Sickle cell nephropathy begins with hyperfiltration and microalbuminuria and may progress to renal failure. The aim of this study was to determine the effects of losartan on glomerular function and albumin excretion in sickle cell anemia (SCA). Individuals with SCA on hydroxyurea with persistent albuminuria were enrolled in a 1-year study of losartan. Glomerular filtration rate (GFR) measured by iohexol clearance, albumin excretion rate (AER), and fractional clearance of dextran were assessed at baseline, short-term (1-2month), and long-term (≥12month) intervals. Twelve subjects (6 microalbuminuria, 6 macroalbuminuria) completed short-term studies; 8 completed long-term studies. Baseline GFR was 112ml/min/1.73m2 (71-147ml/min/1.73m2). AER decreased significantly at the short-term (median decrease -134 mcg/min, p=0.0063). GFR was not significantly-different at short-term or long-term intervals.
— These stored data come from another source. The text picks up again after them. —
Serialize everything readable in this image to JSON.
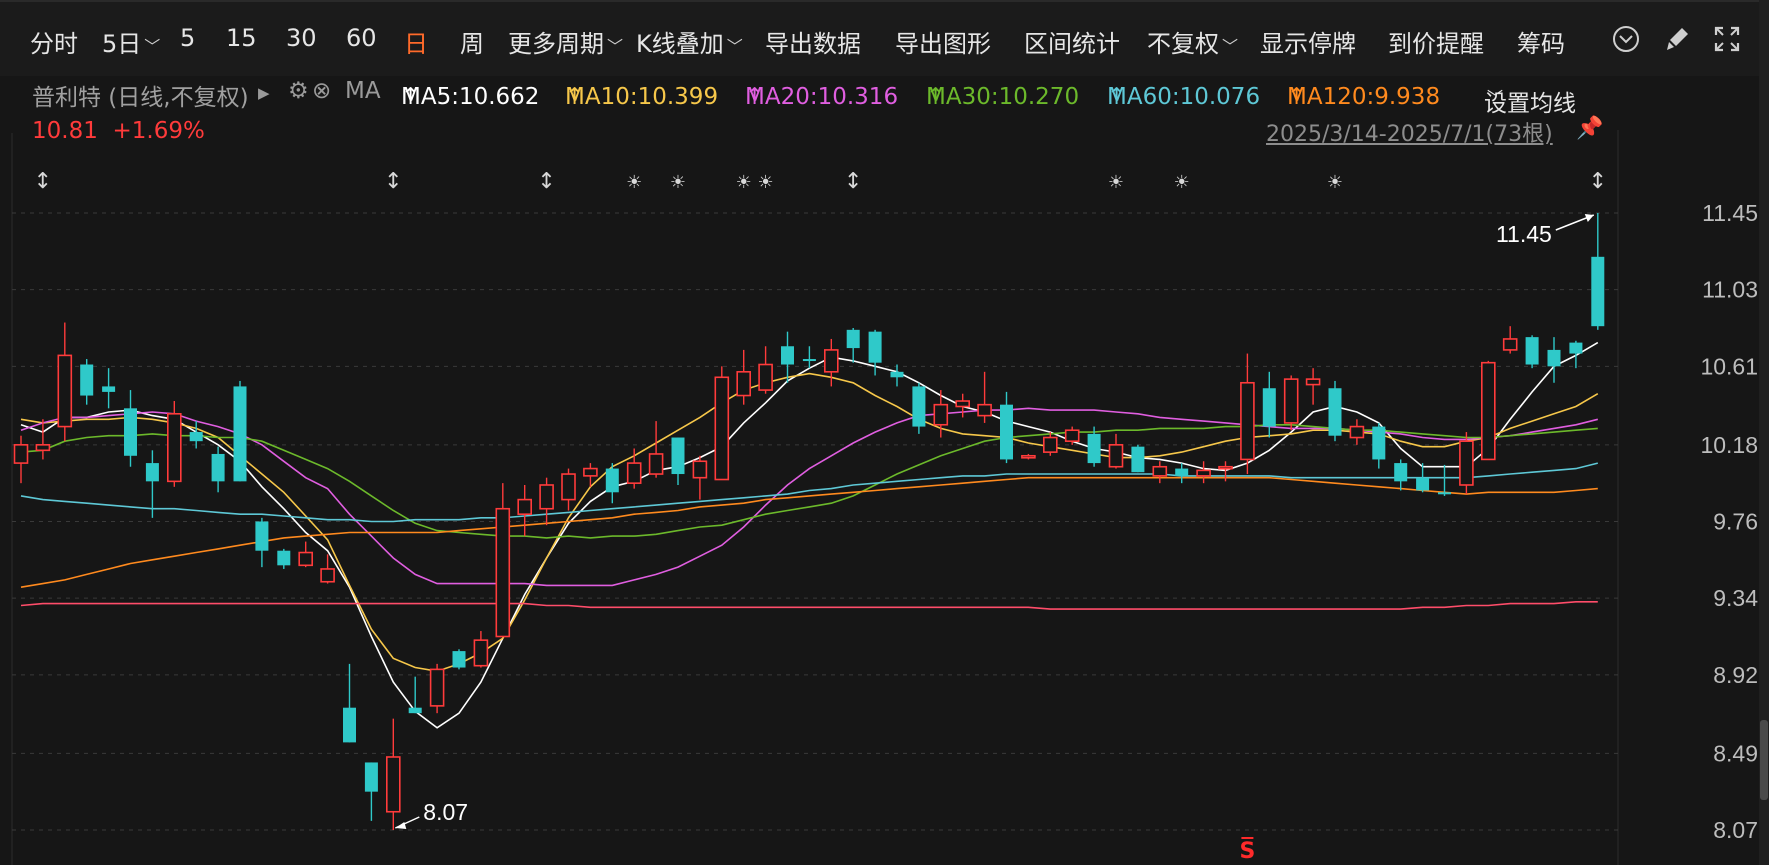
{
  "toolbar": {
    "items": [
      {
        "label": "分时",
        "chev": ""
      },
      {
        "label": "5日",
        "chev": "﹀"
      },
      {
        "label": "5",
        "chev": ""
      },
      {
        "label": "15",
        "chev": ""
      },
      {
        "label": "30",
        "chev": ""
      },
      {
        "label": "60",
        "chev": ""
      },
      {
        "label": "日",
        "chev": "",
        "active": true
      },
      {
        "label": "周",
        "chev": ""
      },
      {
        "label": "更多周期",
        "chev": "﹀"
      },
      {
        "label": "K线叠加",
        "chev": "﹀"
      },
      {
        "label": "导出数据",
        "chev": ""
      },
      {
        "label": "导出图形",
        "chev": ""
      },
      {
        "label": "区间统计",
        "chev": ""
      },
      {
        "label": "不复权",
        "chev": "﹀"
      },
      {
        "label": "显示停牌",
        "chev": ""
      },
      {
        "label": "到价提醒",
        "chev": ""
      },
      {
        "label": "筹码",
        "chev": ""
      }
    ],
    "icons": [
      "chevron-circle-icon",
      "brush-icon",
      "expand-icon"
    ]
  },
  "legend": {
    "stock": "普利特 (日线,不复权)",
    "ma_label": "MA",
    "settings": "设置均线",
    "mas": [
      {
        "text": "MA5:10.662",
        "color": "#ffffff"
      },
      {
        "text": "MA10:10.399",
        "color": "#f6c74a"
      },
      {
        "text": "MA20:10.316",
        "color": "#e05ee0"
      },
      {
        "text": "MA30:10.270",
        "color": "#6cb92b"
      },
      {
        "text": "MA60:10.076",
        "color": "#5ec8d6"
      },
      {
        "text": "MA120:9.938",
        "color": "#ff8a1e"
      }
    ]
  },
  "price": "10.81",
  "change": "+1.69%",
  "range_text": "2025/3/14-2025/7/1(73根)",
  "colors": {
    "up": "#ff3b3b",
    "down": "#2fc9c9",
    "grid": "#3a3a3a",
    "axis_text": "#bdbdbd"
  },
  "chart_data": {
    "type": "candlestick",
    "y_ticks": [
      11.45,
      11.03,
      10.61,
      10.18,
      9.76,
      9.34,
      8.92,
      8.49,
      8.07
    ],
    "ylim": [
      8.07,
      11.45
    ],
    "max_label": "11.45",
    "min_label": "8.07",
    "candles": [
      {
        "o": 10.08,
        "c": 10.18,
        "h": 10.23,
        "l": 9.97
      },
      {
        "o": 10.15,
        "c": 10.18,
        "h": 10.32,
        "l": 10.1
      },
      {
        "o": 10.28,
        "c": 10.67,
        "h": 10.85,
        "l": 10.2
      },
      {
        "o": 10.62,
        "c": 10.45,
        "h": 10.65,
        "l": 10.4
      },
      {
        "o": 10.5,
        "c": 10.47,
        "h": 10.6,
        "l": 10.38
      },
      {
        "o": 10.38,
        "c": 10.12,
        "h": 10.48,
        "l": 10.06
      },
      {
        "o": 10.08,
        "c": 9.98,
        "h": 10.15,
        "l": 9.78
      },
      {
        "o": 9.98,
        "c": 10.35,
        "h": 10.42,
        "l": 9.95
      },
      {
        "o": 10.25,
        "c": 10.2,
        "h": 10.31,
        "l": 10.16
      },
      {
        "o": 10.13,
        "c": 9.98,
        "h": 10.17,
        "l": 9.92
      },
      {
        "o": 10.5,
        "c": 9.98,
        "h": 10.53,
        "l": 9.98
      },
      {
        "o": 9.76,
        "c": 9.6,
        "h": 9.78,
        "l": 9.51
      },
      {
        "o": 9.6,
        "c": 9.52,
        "h": 9.61,
        "l": 9.5
      },
      {
        "o": 9.52,
        "c": 9.59,
        "h": 9.65,
        "l": 9.51
      },
      {
        "o": 9.43,
        "c": 9.5,
        "h": 9.58,
        "l": 9.42
      },
      {
        "o": 8.74,
        "c": 8.55,
        "h": 8.98,
        "l": 8.55
      },
      {
        "o": 8.44,
        "c": 8.28,
        "h": 8.44,
        "l": 8.12
      },
      {
        "o": 8.17,
        "c": 8.47,
        "h": 8.68,
        "l": 8.07
      },
      {
        "o": 8.74,
        "c": 8.71,
        "h": 8.91,
        "l": 8.71
      },
      {
        "o": 8.75,
        "c": 8.95,
        "h": 8.98,
        "l": 8.71
      },
      {
        "o": 9.05,
        "c": 8.96,
        "h": 9.06,
        "l": 8.95
      },
      {
        "o": 8.97,
        "c": 9.11,
        "h": 9.16,
        "l": 8.96
      },
      {
        "o": 9.13,
        "c": 9.83,
        "h": 9.97,
        "l": 9.13
      },
      {
        "o": 9.8,
        "c": 9.88,
        "h": 9.96,
        "l": 9.68
      },
      {
        "o": 9.83,
        "c": 9.96,
        "h": 10.0,
        "l": 9.74
      },
      {
        "o": 9.88,
        "c": 10.02,
        "h": 10.05,
        "l": 9.82
      },
      {
        "o": 10.01,
        "c": 10.05,
        "h": 10.08,
        "l": 9.95
      },
      {
        "o": 10.05,
        "c": 9.92,
        "h": 10.08,
        "l": 9.86
      },
      {
        "o": 9.97,
        "c": 10.08,
        "h": 10.16,
        "l": 9.94
      },
      {
        "o": 10.02,
        "c": 10.13,
        "h": 10.31,
        "l": 10.0
      },
      {
        "o": 10.22,
        "c": 10.02,
        "h": 10.22,
        "l": 9.96
      },
      {
        "o": 10.0,
        "c": 10.09,
        "h": 10.12,
        "l": 9.88
      },
      {
        "o": 9.99,
        "c": 10.55,
        "h": 10.61,
        "l": 9.99
      },
      {
        "o": 10.45,
        "c": 10.58,
        "h": 10.7,
        "l": 10.4
      },
      {
        "o": 10.48,
        "c": 10.62,
        "h": 10.72,
        "l": 10.46
      },
      {
        "o": 10.72,
        "c": 10.62,
        "h": 10.8,
        "l": 10.52
      },
      {
        "o": 10.65,
        "c": 10.64,
        "h": 10.72,
        "l": 10.6
      },
      {
        "o": 10.58,
        "c": 10.7,
        "h": 10.76,
        "l": 10.5
      },
      {
        "o": 10.81,
        "c": 10.71,
        "h": 10.82,
        "l": 10.63
      },
      {
        "o": 10.8,
        "c": 10.63,
        "h": 10.81,
        "l": 10.56
      },
      {
        "o": 10.58,
        "c": 10.55,
        "h": 10.62,
        "l": 10.5
      },
      {
        "o": 10.5,
        "c": 10.28,
        "h": 10.52,
        "l": 10.24
      },
      {
        "o": 10.29,
        "c": 10.4,
        "h": 10.48,
        "l": 10.22
      },
      {
        "o": 10.39,
        "c": 10.42,
        "h": 10.46,
        "l": 10.33
      },
      {
        "o": 10.34,
        "c": 10.4,
        "h": 10.58,
        "l": 10.3
      },
      {
        "o": 10.4,
        "c": 10.1,
        "h": 10.47,
        "l": 10.08
      },
      {
        "o": 10.12,
        "c": 10.12,
        "h": 10.13,
        "l": 10.1
      },
      {
        "o": 10.14,
        "c": 10.22,
        "h": 10.25,
        "l": 10.12
      },
      {
        "o": 10.2,
        "c": 10.26,
        "h": 10.28,
        "l": 10.18
      },
      {
        "o": 10.24,
        "c": 10.08,
        "h": 10.28,
        "l": 10.06
      },
      {
        "o": 10.06,
        "c": 10.18,
        "h": 10.24,
        "l": 10.05
      },
      {
        "o": 10.17,
        "c": 10.03,
        "h": 10.18,
        "l": 10.03
      },
      {
        "o": 10.01,
        "c": 10.06,
        "h": 10.09,
        "l": 9.97
      },
      {
        "o": 10.05,
        "c": 10.01,
        "h": 10.08,
        "l": 9.97
      },
      {
        "o": 10.01,
        "c": 10.04,
        "h": 10.09,
        "l": 9.97
      },
      {
        "o": 10.05,
        "c": 10.06,
        "h": 10.09,
        "l": 9.98
      },
      {
        "o": 10.1,
        "c": 10.52,
        "h": 10.68,
        "l": 10.02
      },
      {
        "o": 10.49,
        "c": 10.28,
        "h": 10.58,
        "l": 10.22
      },
      {
        "o": 10.3,
        "c": 10.54,
        "h": 10.56,
        "l": 10.26
      },
      {
        "o": 10.51,
        "c": 10.54,
        "h": 10.6,
        "l": 10.4
      },
      {
        "o": 10.49,
        "c": 10.23,
        "h": 10.53,
        "l": 10.2
      },
      {
        "o": 10.22,
        "c": 10.28,
        "h": 10.32,
        "l": 10.18
      },
      {
        "o": 10.28,
        "c": 10.1,
        "h": 10.3,
        "l": 10.05
      },
      {
        "o": 10.08,
        "c": 9.98,
        "h": 10.1,
        "l": 9.93
      },
      {
        "o": 10.0,
        "c": 9.93,
        "h": 10.08,
        "l": 9.92
      },
      {
        "o": 9.92,
        "c": 9.91,
        "h": 10.07,
        "l": 9.9
      },
      {
        "o": 9.96,
        "c": 10.2,
        "h": 10.25,
        "l": 9.91
      },
      {
        "o": 10.1,
        "c": 10.63,
        "h": 10.64,
        "l": 10.1
      },
      {
        "o": 10.7,
        "c": 10.76,
        "h": 10.83,
        "l": 10.68
      },
      {
        "o": 10.77,
        "c": 10.62,
        "h": 10.78,
        "l": 10.6
      },
      {
        "o": 10.7,
        "c": 10.61,
        "h": 10.77,
        "l": 10.52
      },
      {
        "o": 10.74,
        "c": 10.68,
        "h": 10.75,
        "l": 10.6
      },
      {
        "o": 11.21,
        "c": 10.83,
        "h": 11.45,
        "l": 10.81
      }
    ],
    "ma_series": [
      {
        "name": "MA5",
        "color": "#ffffff",
        "values": [
          10.29,
          10.25,
          10.33,
          10.33,
          10.36,
          10.37,
          10.34,
          10.32,
          10.25,
          10.18,
          10.09,
          9.95,
          9.83,
          9.7,
          9.6,
          9.4,
          9.13,
          8.88,
          8.72,
          8.63,
          8.71,
          8.88,
          9.12,
          9.36,
          9.56,
          9.75,
          9.87,
          9.95,
          9.98,
          10.04,
          10.06,
          10.11,
          10.17,
          10.3,
          10.41,
          10.53,
          10.6,
          10.66,
          10.64,
          10.61,
          10.58,
          10.52,
          10.45,
          10.39,
          10.36,
          10.31,
          10.28,
          10.25,
          10.2,
          10.16,
          10.14,
          10.11,
          10.1,
          10.08,
          10.05,
          10.04,
          10.08,
          10.15,
          10.25,
          10.36,
          10.39,
          10.36,
          10.3,
          10.16,
          10.06,
          10.06,
          10.06,
          10.16,
          10.32,
          10.47,
          10.61,
          10.67,
          10.74
        ]
      },
      {
        "name": "MA10",
        "color": "#f6c74a",
        "values": [
          10.32,
          10.3,
          10.31,
          10.32,
          10.32,
          10.33,
          10.32,
          10.3,
          10.27,
          10.22,
          10.12,
          10.02,
          9.92,
          9.79,
          9.66,
          9.41,
          9.17,
          9.01,
          8.96,
          8.94,
          8.98,
          9.04,
          9.12,
          9.33,
          9.56,
          9.78,
          9.95,
          10.06,
          10.12,
          10.19,
          10.26,
          10.33,
          10.41,
          10.48,
          10.52,
          10.55,
          10.57,
          10.55,
          10.52,
          10.45,
          10.39,
          10.32,
          10.27,
          10.24,
          10.23,
          10.22,
          10.19,
          10.17,
          10.15,
          10.13,
          10.11,
          10.11,
          10.12,
          10.14,
          10.17,
          10.2,
          10.22,
          10.23,
          10.24,
          10.26,
          10.26,
          10.25,
          10.24,
          10.2,
          10.17,
          10.17,
          10.2,
          10.22,
          10.27,
          10.31,
          10.35,
          10.39,
          10.46
        ]
      },
      {
        "name": "MA20",
        "color": "#e05ee0",
        "values": [
          10.26,
          10.3,
          10.33,
          10.33,
          10.34,
          10.35,
          10.36,
          10.35,
          10.31,
          10.28,
          10.24,
          10.18,
          10.09,
          10.0,
          9.94,
          9.8,
          9.68,
          9.56,
          9.47,
          9.42,
          9.42,
          9.42,
          9.42,
          9.42,
          9.41,
          9.41,
          9.41,
          9.41,
          9.44,
          9.47,
          9.51,
          9.57,
          9.63,
          9.73,
          9.85,
          9.96,
          10.05,
          10.12,
          10.19,
          10.25,
          10.3,
          10.34,
          10.35,
          10.36,
          10.37,
          10.37,
          10.38,
          10.37,
          10.37,
          10.37,
          10.36,
          10.35,
          10.33,
          10.32,
          10.31,
          10.3,
          10.29,
          10.28,
          10.27,
          10.27,
          10.27,
          10.26,
          10.25,
          10.24,
          10.22,
          10.21,
          10.21,
          10.22,
          10.23,
          10.25,
          10.27,
          10.29,
          10.32
        ]
      },
      {
        "name": "MA30",
        "color": "#6cb92b",
        "values": [
          10.14,
          10.15,
          10.2,
          10.22,
          10.23,
          10.23,
          10.24,
          10.23,
          10.23,
          10.22,
          10.22,
          10.2,
          10.15,
          10.1,
          10.05,
          9.98,
          9.9,
          9.82,
          9.75,
          9.71,
          9.7,
          9.69,
          9.68,
          9.68,
          9.67,
          9.68,
          9.67,
          9.68,
          9.68,
          9.69,
          9.71,
          9.73,
          9.74,
          9.77,
          9.8,
          9.82,
          9.84,
          9.86,
          9.9,
          9.96,
          10.02,
          10.07,
          10.12,
          10.16,
          10.2,
          10.22,
          10.23,
          10.24,
          10.25,
          10.25,
          10.26,
          10.26,
          10.27,
          10.27,
          10.27,
          10.28,
          10.28,
          10.29,
          10.29,
          10.28,
          10.27,
          10.26,
          10.26,
          10.25,
          10.24,
          10.23,
          10.22,
          10.22,
          10.23,
          10.24,
          10.25,
          10.26,
          10.27
        ]
      },
      {
        "name": "MA60",
        "color": "#5ec8d6",
        "values": [
          9.9,
          9.88,
          9.87,
          9.86,
          9.85,
          9.84,
          9.83,
          9.83,
          9.82,
          9.81,
          9.8,
          9.8,
          9.79,
          9.78,
          9.77,
          9.77,
          9.76,
          9.76,
          9.77,
          9.77,
          9.77,
          9.78,
          9.78,
          9.79,
          9.8,
          9.81,
          9.82,
          9.83,
          9.84,
          9.85,
          9.86,
          9.87,
          9.88,
          9.89,
          9.9,
          9.91,
          9.93,
          9.94,
          9.96,
          9.97,
          9.98,
          9.99,
          10.0,
          10.01,
          10.01,
          10.02,
          10.02,
          10.02,
          10.02,
          10.02,
          10.02,
          10.02,
          10.02,
          10.01,
          10.01,
          10.01,
          10.01,
          10.01,
          10.0,
          10.0,
          10.0,
          10.0,
          10.0,
          10.0,
          10.0,
          10.0,
          10.0,
          10.01,
          10.02,
          10.03,
          10.04,
          10.05,
          10.08
        ]
      },
      {
        "name": "MA120",
        "color": "#ff8a1e",
        "values": [
          9.4,
          9.42,
          9.44,
          9.47,
          9.5,
          9.53,
          9.55,
          9.57,
          9.59,
          9.61,
          9.63,
          9.65,
          9.67,
          9.68,
          9.69,
          9.7,
          9.7,
          9.7,
          9.7,
          9.7,
          9.71,
          9.72,
          9.73,
          9.74,
          9.75,
          9.76,
          9.77,
          9.78,
          9.8,
          9.81,
          9.82,
          9.84,
          9.85,
          9.86,
          9.88,
          9.89,
          9.9,
          9.91,
          9.92,
          9.93,
          9.94,
          9.95,
          9.96,
          9.97,
          9.98,
          9.99,
          10.0,
          10.0,
          10.0,
          10.0,
          10.0,
          10.0,
          10.0,
          10.0,
          10.0,
          10.0,
          10.0,
          10.0,
          9.99,
          9.98,
          9.97,
          9.96,
          9.95,
          9.94,
          9.93,
          9.92,
          9.91,
          9.92,
          9.92,
          9.92,
          9.92,
          9.93,
          9.94
        ]
      },
      {
        "name": "",
        "color": "#ff4d6a",
        "values": [
          9.3,
          9.31,
          9.31,
          9.31,
          9.31,
          9.31,
          9.31,
          9.31,
          9.31,
          9.31,
          9.31,
          9.31,
          9.31,
          9.31,
          9.31,
          9.31,
          9.31,
          9.31,
          9.31,
          9.31,
          9.31,
          9.31,
          9.31,
          9.31,
          9.3,
          9.3,
          9.29,
          9.29,
          9.29,
          9.29,
          9.29,
          9.29,
          9.29,
          9.29,
          9.29,
          9.29,
          9.29,
          9.29,
          9.29,
          9.29,
          9.29,
          9.29,
          9.29,
          9.29,
          9.29,
          9.29,
          9.29,
          9.28,
          9.28,
          9.28,
          9.28,
          9.28,
          9.28,
          9.28,
          9.28,
          9.28,
          9.28,
          9.28,
          9.28,
          9.28,
          9.28,
          9.28,
          9.28,
          9.28,
          9.29,
          9.29,
          9.3,
          9.3,
          9.31,
          9.31,
          9.31,
          9.32,
          9.32
        ]
      }
    ],
    "event_markers": [
      {
        "i": 1,
        "s": "↕"
      },
      {
        "i": 17,
        "s": "↕"
      },
      {
        "i": 24,
        "s": "↕"
      },
      {
        "i": 28,
        "s": "☀"
      },
      {
        "i": 30,
        "s": "☀"
      },
      {
        "i": 33,
        "s": "☀"
      },
      {
        "i": 34,
        "s": "☀"
      },
      {
        "i": 38,
        "s": "↕"
      },
      {
        "i": 50,
        "s": "☀"
      },
      {
        "i": 53,
        "s": "☀"
      },
      {
        "i": 60,
        "s": "☀"
      },
      {
        "i": 72,
        "s": "↕"
      }
    ],
    "s_marker_index": 56
  }
}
Dextran clearance improved for diameters smaller than albumin (<36Å) but not larger sizes. Losartan therapy for ≥1year in sickle nephropathy results in lower albumin excretion with stable GFR. Filtration of neutral molecules ≥36Å was not changed by losartan, suggesting that the effect of losartan is a mechanism other than alteration of glomerular filtration size-selectivity.